There is a whole catagory of abductions – Kuwaiti, Bedoun or other Gulf or Arab nationality where a man or woman, or men or women, is/are abducted and taken to camps in the desert and raped multiple times. Sometimes they are left naked by the side of the road. Sometimes their dead bodies are found, and occasionally enough clues to guess at the identity of the abductors/rapists.
Then there are the men that rape children. It can be within a family. It can be within a building. It can be within a neighborhood. Many times the child knows the rapist, and is told that if they say anything, the rapist will kill or harm the child’s parents. There was an epidemic of child rape in Hawali, and although the man arrested cries “I didn’t do it!” the fact is that the epidemic of rape in Hawali has stopped. That doesn’t mean that children aren’t being raped, it just means that the Hawali Monster seems to be off the streets of Hawali.
Objectively, if there can be said to be a “good” thing about rape in Kuwait, it is that so few of them are fatal.
What can, accurately, be said about Kuwait is that there seems to be a lot of rape. If you think I exaggerate, I challenge you to read the Kuwait papers every day for a month.
When there is a lot of rape, it means there is a social, legal and political climate that tolerates rape. It means that rape cases are not handled with a lot of attention to gathering evidence. It means that men and women are not encouraged to persue rape charges. It means that the police are not very interested in investigating accusations of rape. It means that the legal system is not very interested in prosecuting rape. It means that the rape victims are not valued highly enough to deserve not to be raped.
Rape happens everywhere. Rape happens in wars, rape happens on the streets. In most places, we are taught, rape isn’t about sex as much as it is about power. Here, in Kuwait, I am inclined to think it may be a little bit of both.
I’ve worked with rape victims in several different locations. Working with the victims gives you so much admiration for women, what they endure, what they survive, and their deeply ingrained sense of priorities and self. You’d think the experience would be devastating, but the women who have experienced rape and overcome it have been anything but devastated – many of them become truly awesome individuals, literally, awe-inspiring. They refuse to be victims. They carry on with their lives. They accomplish. They let their anger fuel and energize them to become incredibly accomplished individuals. It isn’t surprising – wealth and accomplishment also give you additional protection against it ever happening again.

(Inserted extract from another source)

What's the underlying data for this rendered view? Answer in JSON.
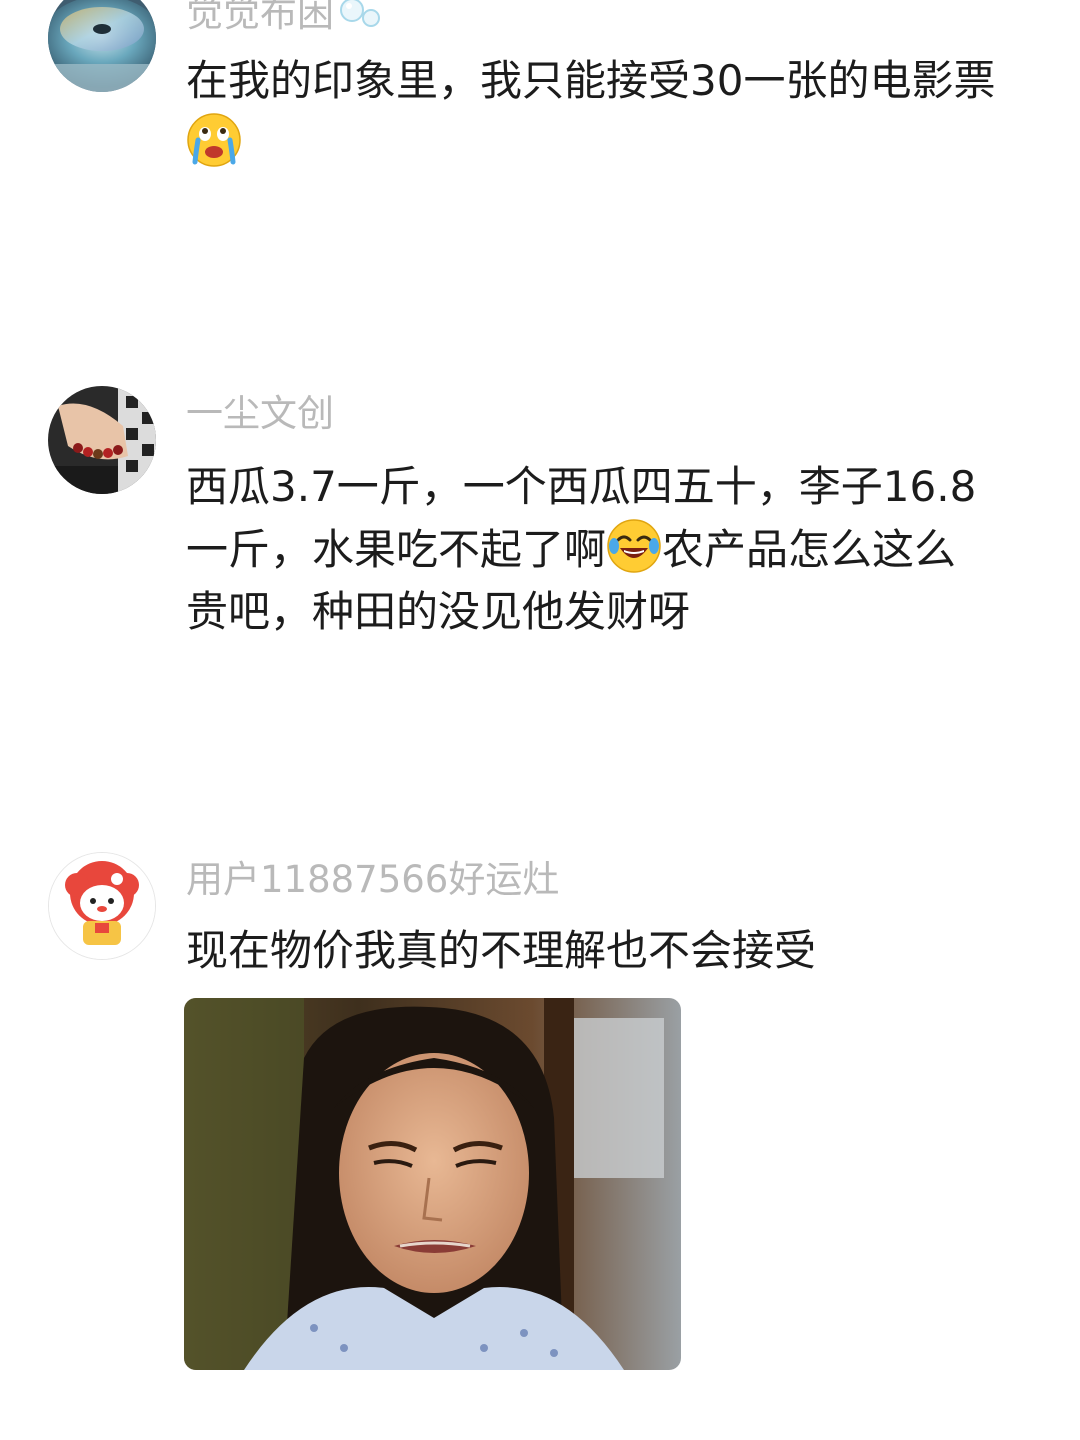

There is another tragedy in Kuwait – male rapes. When men rape another men, like in prison, it is very much a power thing. Me big – you little. Me do what I want with you. Most of the victims I have met, or heard about are young teens. Being raped by a bigger, older male really skews their lives. They begin to question what it was about themself that got them raped, they question whether maybe they are gay and don’t know it, they ask, over and over – Why ME? Young men who were good at school start getting bad grades, they can’t concentrate, they often turn to drugs.
Being forced to have sex, whether you are man, woman, or child, is wrong. And doing nothing to stop this epidemic is also wrong. To look the other way is wrong. To say it isn’t happening is wrong. To become so used to it that your heart becomes calloused is just plain wrong.
I know most of the time my blog is a nice place to visit, and these entries make you uncomfortable. I’m sorry if it makes you uncomfortable. I myself am so uncomfortable that, as Martin Luther said (only he said it in German) “I cannot other. God help me.”